Ten slotte wordt de mensheid opgeroepen om de HEERE te loven (verzen 11-12). Er worden diverse groepen mensen, genoemd naar status, hoeveelheid, geslacht en leeftijd, opgeroepen in te stemmen met het ‘loof de HEERE’. “De koningen van de aarde”, zij die de hoogste gezagspositie op aarde innemen, en die zich zo vaak tegen God hebben verzet, bezingen in het vrederijk de lof van God (vers 11). Hetzelfde geldt voor “alle volken, vorsten en alle rechters op aarde”. Zij hebben andere goden vereerd of zichzelf goddelijke eigenschappen toegedicht. Ook hebben ze zich aan Gods volk vergrepen. Nu eren ze God en brengen Hem hun lof.

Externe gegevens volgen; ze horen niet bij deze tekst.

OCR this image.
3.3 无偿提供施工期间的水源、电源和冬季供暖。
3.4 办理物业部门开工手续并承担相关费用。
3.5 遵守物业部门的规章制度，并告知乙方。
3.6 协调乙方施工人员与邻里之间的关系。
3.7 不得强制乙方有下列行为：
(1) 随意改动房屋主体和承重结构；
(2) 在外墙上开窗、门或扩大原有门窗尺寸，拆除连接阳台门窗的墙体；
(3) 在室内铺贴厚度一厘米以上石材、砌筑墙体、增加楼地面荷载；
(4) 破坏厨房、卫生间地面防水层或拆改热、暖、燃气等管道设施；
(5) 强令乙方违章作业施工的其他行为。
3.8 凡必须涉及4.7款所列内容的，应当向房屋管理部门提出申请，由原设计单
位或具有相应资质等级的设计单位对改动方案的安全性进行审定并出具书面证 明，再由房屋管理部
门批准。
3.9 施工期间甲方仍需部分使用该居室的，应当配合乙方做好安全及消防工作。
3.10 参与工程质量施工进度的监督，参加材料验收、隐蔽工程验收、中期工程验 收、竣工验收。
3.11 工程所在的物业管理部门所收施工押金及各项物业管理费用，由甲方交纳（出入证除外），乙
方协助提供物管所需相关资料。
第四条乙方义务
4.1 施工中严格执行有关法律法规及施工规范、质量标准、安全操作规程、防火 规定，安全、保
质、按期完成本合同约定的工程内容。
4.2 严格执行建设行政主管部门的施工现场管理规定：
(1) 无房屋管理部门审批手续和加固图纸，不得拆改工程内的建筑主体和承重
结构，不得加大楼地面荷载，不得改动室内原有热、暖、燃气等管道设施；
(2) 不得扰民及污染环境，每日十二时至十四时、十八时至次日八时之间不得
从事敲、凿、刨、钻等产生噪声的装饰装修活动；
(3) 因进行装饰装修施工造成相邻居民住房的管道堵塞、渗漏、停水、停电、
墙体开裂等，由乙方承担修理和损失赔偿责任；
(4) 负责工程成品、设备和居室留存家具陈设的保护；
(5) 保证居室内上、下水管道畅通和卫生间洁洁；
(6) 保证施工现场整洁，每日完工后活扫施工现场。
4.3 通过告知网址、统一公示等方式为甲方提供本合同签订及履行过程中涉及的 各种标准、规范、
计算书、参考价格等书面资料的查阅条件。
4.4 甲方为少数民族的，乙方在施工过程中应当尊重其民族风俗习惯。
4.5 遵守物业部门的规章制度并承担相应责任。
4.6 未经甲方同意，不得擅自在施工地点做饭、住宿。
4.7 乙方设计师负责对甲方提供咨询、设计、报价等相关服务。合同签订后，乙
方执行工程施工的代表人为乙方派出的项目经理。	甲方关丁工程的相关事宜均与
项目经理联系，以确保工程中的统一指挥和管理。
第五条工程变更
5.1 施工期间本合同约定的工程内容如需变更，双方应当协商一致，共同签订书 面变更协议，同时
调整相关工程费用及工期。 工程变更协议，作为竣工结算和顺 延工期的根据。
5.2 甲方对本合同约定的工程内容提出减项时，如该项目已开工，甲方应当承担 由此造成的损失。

Na de hooggeplaatsten en alle volken horen nog de “jongemannen en ook meisjes, ouderen en jongeren samen” de oproep om de HEERE te loven (vers 12). De jongemannen en meisjes wijzen op de jeugdigheid, het nieuwe begin van wat God heeft gegeven. Ouderen en jongeren samen wijzen op de eenheid tussen de beide groepen, er is geen generatiekloof.
De hele schepping, hemel en aarde, moet “de Naam van de HEERE loven” (vers 13). De naam ‘HEERE’, Jahweh, herinnert aan Zijn verbinding met de mens en Zijn verbond met Zijn volk Israël. Ter wille van de mens en Zijn volk heeft Hij deze ‘wedergeboorte’ (Mt 19:28) van de aarde bewerkt. Hij heeft alles gedaan en daarom is “Zijn Naam alleen … hoogverheven” en welft “Zijn majesteit zich over aarde en hemel”.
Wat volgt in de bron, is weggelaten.